In 2001, Hilary Rosen, representing the Recording Industry Association of America, testified before the US Senate Committee on Governmental Affairs and listed a number of songs that would be in danger of censorship if Senator Joe Lieberman's Media Marketing Accountability Act was to be enacted. Among those were Linda Ronstadt's cover of "Tumbling Dice", which Rosen described as "a song about rape written by Mick Jagger and Keith Richards".

- Chart history

| Chart (1978) | Peak position |
|---|---|
| Canada RPM Adult Contemporary | 22 |
| US Billboard Hot 100 | 32 |
| US Easy Listening (Billboard) | 30 |
| US Cash Box Top 100 | 40 |

The single's B-side, "I Never Will Marry", charted concurrently on the country charts of both the US (number 8) and Canada (number 16), and reached number 30 and 39 on the corresponding Adult Contemporary charts.

===Other versions===
The band Pussy Galore covered all of Exile on Main St. on their album of the same name. Writing for the Los Angeles Times, music critic Randall Roberts referred to the quality of their version as if "it was recorded in the tank of a Lower East Side toilet".

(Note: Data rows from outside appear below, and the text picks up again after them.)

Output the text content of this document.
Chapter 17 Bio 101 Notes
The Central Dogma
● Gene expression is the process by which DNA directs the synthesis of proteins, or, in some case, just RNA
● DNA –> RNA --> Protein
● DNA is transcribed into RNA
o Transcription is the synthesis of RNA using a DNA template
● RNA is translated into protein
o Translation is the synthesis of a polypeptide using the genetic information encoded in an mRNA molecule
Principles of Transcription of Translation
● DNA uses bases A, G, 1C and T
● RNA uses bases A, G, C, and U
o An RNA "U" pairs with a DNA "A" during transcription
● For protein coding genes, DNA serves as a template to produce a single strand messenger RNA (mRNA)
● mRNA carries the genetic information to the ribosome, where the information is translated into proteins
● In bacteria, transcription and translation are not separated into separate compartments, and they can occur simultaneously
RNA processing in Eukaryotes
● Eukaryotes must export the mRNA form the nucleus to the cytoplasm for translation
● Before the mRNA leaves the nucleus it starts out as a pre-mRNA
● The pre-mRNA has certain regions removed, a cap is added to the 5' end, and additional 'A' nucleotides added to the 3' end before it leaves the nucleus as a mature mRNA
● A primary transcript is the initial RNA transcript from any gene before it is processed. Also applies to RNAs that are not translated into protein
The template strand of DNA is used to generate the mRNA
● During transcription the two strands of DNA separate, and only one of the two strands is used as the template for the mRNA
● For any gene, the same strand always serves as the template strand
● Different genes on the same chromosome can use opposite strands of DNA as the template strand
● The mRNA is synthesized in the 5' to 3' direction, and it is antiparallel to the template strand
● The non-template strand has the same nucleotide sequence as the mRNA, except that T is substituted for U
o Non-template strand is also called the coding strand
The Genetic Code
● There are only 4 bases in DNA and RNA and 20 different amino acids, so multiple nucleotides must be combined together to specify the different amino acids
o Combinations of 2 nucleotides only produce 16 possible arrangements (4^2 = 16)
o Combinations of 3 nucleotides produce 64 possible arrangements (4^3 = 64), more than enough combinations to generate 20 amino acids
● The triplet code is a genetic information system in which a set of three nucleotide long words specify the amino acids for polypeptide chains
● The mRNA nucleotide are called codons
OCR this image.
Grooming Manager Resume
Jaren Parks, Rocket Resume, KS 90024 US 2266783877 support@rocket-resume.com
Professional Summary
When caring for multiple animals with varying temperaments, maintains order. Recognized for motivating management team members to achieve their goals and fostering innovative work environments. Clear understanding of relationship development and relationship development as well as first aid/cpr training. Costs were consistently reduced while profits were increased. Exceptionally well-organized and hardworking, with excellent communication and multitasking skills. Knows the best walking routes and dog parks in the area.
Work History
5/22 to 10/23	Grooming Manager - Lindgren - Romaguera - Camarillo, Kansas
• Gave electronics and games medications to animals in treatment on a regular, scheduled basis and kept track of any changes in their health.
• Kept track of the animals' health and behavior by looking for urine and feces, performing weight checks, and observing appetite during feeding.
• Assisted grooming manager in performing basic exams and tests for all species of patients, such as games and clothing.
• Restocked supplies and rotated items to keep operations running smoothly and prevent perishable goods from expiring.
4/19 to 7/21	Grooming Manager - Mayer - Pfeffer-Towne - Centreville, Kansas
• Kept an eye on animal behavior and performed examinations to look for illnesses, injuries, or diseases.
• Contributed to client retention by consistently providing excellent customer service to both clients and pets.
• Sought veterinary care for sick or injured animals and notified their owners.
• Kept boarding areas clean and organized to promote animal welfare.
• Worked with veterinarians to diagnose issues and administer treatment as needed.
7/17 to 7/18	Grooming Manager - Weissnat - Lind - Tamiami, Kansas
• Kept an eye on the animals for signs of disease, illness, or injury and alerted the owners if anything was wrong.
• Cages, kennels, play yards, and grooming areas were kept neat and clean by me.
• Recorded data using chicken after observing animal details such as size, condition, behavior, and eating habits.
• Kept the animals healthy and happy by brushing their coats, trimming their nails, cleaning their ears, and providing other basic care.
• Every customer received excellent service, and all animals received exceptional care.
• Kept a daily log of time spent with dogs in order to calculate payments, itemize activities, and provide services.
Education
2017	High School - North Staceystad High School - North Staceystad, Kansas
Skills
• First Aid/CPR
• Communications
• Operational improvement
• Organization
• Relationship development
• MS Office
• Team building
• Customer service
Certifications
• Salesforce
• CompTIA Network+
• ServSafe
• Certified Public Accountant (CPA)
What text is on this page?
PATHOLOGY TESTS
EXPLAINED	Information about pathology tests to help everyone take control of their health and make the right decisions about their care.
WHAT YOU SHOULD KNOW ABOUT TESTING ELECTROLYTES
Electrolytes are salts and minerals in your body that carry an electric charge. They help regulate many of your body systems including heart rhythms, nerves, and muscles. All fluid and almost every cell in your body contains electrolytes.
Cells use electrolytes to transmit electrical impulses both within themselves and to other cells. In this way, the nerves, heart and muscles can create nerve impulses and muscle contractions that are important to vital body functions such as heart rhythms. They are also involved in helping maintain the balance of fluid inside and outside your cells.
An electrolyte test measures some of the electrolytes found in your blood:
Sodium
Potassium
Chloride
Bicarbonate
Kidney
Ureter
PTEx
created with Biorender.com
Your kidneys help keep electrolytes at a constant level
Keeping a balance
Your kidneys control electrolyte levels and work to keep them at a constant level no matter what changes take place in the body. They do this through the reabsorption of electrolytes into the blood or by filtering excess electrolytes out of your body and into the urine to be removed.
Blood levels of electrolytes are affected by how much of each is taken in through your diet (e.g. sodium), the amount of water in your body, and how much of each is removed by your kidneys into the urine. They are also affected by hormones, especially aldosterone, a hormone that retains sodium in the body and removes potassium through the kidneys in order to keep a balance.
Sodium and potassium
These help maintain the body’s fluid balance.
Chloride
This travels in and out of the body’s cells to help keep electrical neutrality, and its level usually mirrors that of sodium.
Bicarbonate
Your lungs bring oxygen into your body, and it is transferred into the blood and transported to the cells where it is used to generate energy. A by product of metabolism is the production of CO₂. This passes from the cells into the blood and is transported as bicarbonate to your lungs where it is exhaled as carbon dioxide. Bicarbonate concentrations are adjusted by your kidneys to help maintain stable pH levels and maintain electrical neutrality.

Phish covered the song, performing it as part of their 2009 Halloween show, in addition to covering the entire Exile on Main St. album.

Keith Urban performed a version on The Tonight Show Starring Jimmy Fallon in May 2010. Urban's version was called a "surprisingly hard-rocking rendition" of the song by Rolling Stone. For the performance, he recruited long-time Rolling Stones keyboardist Chuck Leavell in an effort to add "some authenticity to his version".